The most recent edition of Stripburger combines things seemingly uncombinable. Honey Talks is a collection of comics inspired by a form of Slovene folk art, namely painted beehive panels. Painted beehive panels are a specialty of Slovene folklore. Even though the oldest panel is dated 1758, most of them were created between 1820’s and 1880’s, and tradition was practiced till the beginning of WW II. They can be found on the so-called “lying beehives” which were then stacked one onto another and roofed to form a bee-house. For us, the removable boards in the front are of crucial importance. An average board of this kind was 20 to 30 cm wide and 10 to 20 cm high. The lower side had a narrow rectangular opening often referred to as “the gullet”, through which bees entered the hive. (Our booklets’ dimensions are faithful to the original format.) Beehive panels were painted, so the bees could recognize their hive. Farmers soon grew tired of monotonously colored panels and decided to decorate their apiaries with various images.
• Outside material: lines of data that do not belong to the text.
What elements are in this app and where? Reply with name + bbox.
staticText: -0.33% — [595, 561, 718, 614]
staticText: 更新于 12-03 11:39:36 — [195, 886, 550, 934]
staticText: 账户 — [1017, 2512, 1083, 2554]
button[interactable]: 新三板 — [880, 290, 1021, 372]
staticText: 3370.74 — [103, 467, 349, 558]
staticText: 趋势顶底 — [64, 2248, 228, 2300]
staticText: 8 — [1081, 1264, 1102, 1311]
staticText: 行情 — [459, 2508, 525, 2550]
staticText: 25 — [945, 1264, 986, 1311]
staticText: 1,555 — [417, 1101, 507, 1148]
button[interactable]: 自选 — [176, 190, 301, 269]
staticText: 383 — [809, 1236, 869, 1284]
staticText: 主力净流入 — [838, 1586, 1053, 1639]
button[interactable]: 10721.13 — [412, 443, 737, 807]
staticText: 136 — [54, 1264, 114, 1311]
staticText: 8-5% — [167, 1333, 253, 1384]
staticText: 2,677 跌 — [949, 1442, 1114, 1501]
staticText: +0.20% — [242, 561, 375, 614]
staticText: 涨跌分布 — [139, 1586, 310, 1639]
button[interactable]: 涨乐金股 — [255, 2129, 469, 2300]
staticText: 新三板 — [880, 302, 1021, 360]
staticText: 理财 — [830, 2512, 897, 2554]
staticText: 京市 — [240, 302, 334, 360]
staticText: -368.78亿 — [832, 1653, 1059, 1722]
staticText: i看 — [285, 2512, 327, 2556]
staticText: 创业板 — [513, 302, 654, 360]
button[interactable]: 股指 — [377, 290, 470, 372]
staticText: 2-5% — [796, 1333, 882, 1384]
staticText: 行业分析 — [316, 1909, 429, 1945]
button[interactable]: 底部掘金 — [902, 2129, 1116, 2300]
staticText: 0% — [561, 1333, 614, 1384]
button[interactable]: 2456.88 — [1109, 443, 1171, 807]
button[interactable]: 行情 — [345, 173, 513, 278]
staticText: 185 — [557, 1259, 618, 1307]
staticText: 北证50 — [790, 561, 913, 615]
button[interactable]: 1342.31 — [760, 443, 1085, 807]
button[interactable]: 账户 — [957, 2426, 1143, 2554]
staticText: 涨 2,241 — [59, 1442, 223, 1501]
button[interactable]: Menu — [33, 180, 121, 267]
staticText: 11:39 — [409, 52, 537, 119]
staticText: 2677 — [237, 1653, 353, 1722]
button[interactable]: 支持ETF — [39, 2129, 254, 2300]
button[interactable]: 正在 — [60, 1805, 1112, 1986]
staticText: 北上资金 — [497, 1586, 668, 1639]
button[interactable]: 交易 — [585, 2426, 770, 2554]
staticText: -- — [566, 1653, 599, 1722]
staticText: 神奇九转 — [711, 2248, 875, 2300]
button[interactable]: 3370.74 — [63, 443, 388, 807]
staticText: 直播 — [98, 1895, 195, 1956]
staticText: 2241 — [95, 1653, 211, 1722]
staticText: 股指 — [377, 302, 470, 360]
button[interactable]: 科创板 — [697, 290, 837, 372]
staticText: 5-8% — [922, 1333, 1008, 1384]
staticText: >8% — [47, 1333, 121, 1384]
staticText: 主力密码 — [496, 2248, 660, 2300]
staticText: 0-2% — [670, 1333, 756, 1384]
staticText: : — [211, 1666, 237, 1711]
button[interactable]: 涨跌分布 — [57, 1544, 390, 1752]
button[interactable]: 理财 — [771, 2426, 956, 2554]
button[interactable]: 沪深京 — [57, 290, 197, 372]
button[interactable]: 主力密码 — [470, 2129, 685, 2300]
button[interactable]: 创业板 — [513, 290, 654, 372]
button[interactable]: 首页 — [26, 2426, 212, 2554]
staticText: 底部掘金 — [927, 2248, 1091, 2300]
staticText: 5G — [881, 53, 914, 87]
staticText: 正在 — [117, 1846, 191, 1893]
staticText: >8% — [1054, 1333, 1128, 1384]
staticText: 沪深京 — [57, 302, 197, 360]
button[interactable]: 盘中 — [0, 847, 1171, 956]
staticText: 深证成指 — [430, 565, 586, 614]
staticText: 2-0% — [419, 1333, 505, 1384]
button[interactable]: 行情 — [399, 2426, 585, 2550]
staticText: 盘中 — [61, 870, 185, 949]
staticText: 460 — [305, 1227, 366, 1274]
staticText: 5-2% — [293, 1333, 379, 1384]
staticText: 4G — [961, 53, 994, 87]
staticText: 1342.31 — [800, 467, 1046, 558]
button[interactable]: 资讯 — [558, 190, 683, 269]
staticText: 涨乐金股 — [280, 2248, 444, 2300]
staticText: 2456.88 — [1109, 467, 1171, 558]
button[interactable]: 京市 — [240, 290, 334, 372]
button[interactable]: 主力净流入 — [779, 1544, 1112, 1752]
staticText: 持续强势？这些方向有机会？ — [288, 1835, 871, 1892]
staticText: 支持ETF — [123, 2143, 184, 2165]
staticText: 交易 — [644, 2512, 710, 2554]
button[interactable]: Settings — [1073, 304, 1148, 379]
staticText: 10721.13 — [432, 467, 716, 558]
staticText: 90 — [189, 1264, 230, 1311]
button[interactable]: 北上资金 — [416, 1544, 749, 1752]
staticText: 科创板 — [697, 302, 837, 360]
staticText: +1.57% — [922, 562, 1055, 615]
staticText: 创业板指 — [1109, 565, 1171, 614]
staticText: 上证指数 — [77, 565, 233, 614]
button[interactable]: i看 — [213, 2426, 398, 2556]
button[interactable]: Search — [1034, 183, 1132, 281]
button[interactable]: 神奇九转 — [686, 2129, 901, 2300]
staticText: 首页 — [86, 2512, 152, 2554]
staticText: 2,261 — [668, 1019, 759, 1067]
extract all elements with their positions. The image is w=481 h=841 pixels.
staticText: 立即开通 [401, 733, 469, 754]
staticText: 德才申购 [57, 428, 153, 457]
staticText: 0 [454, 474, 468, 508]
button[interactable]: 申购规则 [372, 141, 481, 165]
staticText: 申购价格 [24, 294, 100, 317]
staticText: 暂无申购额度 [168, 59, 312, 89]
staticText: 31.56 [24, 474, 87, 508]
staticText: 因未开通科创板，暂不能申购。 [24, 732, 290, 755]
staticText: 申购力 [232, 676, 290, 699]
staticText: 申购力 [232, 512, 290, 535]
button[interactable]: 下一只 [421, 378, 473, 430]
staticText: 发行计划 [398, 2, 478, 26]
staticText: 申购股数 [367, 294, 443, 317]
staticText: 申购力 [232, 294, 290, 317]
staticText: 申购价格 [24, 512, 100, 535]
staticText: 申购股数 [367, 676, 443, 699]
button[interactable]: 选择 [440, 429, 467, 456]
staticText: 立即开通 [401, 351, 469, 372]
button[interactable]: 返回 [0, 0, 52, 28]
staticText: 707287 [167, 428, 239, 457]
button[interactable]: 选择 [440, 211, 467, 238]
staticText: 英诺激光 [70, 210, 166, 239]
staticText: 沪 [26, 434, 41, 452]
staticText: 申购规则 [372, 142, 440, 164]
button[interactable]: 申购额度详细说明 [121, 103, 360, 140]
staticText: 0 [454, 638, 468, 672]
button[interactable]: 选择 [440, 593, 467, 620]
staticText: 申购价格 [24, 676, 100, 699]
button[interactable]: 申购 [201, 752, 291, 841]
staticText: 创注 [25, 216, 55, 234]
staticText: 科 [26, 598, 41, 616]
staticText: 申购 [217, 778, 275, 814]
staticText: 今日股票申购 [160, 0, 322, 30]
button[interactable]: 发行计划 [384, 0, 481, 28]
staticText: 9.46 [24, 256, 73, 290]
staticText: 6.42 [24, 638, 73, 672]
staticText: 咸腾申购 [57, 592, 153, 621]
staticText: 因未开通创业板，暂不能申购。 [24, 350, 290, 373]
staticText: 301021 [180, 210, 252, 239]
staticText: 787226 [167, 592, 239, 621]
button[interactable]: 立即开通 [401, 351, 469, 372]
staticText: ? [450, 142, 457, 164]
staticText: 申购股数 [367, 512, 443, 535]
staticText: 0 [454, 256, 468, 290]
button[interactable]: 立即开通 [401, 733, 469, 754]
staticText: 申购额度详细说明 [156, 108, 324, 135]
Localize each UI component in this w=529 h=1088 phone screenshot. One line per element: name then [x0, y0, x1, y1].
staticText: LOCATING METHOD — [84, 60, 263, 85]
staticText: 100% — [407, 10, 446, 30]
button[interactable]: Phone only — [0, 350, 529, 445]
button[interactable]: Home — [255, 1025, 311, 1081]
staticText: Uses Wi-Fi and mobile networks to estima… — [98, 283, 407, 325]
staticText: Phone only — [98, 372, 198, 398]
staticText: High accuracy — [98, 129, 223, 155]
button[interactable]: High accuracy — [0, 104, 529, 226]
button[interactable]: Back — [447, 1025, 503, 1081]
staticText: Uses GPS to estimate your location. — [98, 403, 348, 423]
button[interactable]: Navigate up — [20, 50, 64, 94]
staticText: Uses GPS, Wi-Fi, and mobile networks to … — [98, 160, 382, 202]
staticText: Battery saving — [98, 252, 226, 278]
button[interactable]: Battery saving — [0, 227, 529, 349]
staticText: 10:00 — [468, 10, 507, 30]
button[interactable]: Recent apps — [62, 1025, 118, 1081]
Reasons for the start of this tradition are similar to those for painting the furniture and buildings, other practical reasons, superstition and piety expressed by some of the motifs.

Participating artists : Marcel Ruijters (the Netherlands), Milorad Krstić (Hungary), Jakob Klemenčič, Koco (Slovenia), Anke Feuchtenberger (Germany), Vladan Nikolić (Serbia and Montenegro), Matthias Lehmann (France), Rutu Modan (Israel). Danijel Žeželj (Croatia/USA).